What appears to be a term sheet setting Friday as Roger Ailes' last day as CEO of Fox News has the industry abuzz, and entertainment litigators say it's not unusual for a company to act before an investigation is complete. 

Ailes attorney Susan Estrich tells The Hollywood Reporter his exit from the network is being negotiated, but nothing has been finalized. 

Paul, Weiss was hired by parent company 21st Century Fox to investigate sexual harassment allegations against Ailes after former anchor Gretchen Carlson sued him, claiming her contract wasn't renewed because she repeatedly rebuffed his advances. 

That investigation hasn't concluded, but it appears Fox isn't waiting for a final report before parting ways with Ailes, says Mike Delikat, who heads the employment litigation practice at Orrick and is frequently engaged by boards of directors to investigate executive misconduct.

Delikat says it's premature to read Ailes' exit negotiations as a sign that investigators will conclude there was wrongdoing or illegal conduct.

"Once these things are public, the higher you are in the company, the higher the standards to which you are held," says Delikat. "If you allow your CEO to get away with conduct that is unlawful or inappropriate, how can you expect to hold others to that? There’s a premium on making sure they send the right message about being serious about their policies."

In terms of legal liability, Drinker Biddle employment litigator Kate Gold says a company faces the same stakes regardless of how well-known the person who is being accused is. 

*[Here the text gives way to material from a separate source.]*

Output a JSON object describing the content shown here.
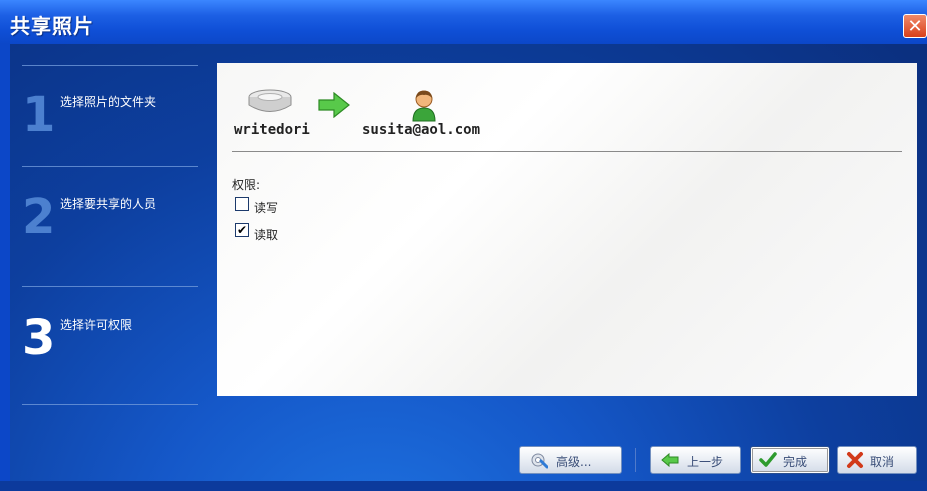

"A lawsuit is a lawsuit and there’s still exposure for damages even if the alleged perpetrator isn’t high-profile," she says. "From my perspective, a company is going to take the action that’s going to correct the problem because they don’t want to be exposed to liability in any kind of proceeding, whether it's arbitration or a jury trial." 

If popular Fox News personality Megyn Kelly did tell investigators Ailes harassed her a decade ago, as reports suggest, it may not affect the outcome of this case — unless the company knew about it and did nothing. 

Gold says if Kelly was harassed, that doesn't mean it happened in Carlson's case and, conversely, others saying they never experienced harassment by Ailes doesn't mean Carlson isn't telling the truth. So she cautions people to keep an open mind as women continue to publicly side with Ailes or speak out against him. 

Regardless of when and how Ailes and Fox part ways, Delikat says the company will finish the investigation into Carlson's allegations. He notes that it's extremely unusual that she did not sue the company itself, only Ailes, which could give her leverage to get her job back. 

If investigators find wrongdoing, Delikat says, Carlson could still have a claim against the network: "They might have to offer her her show back, or make other reparations to her."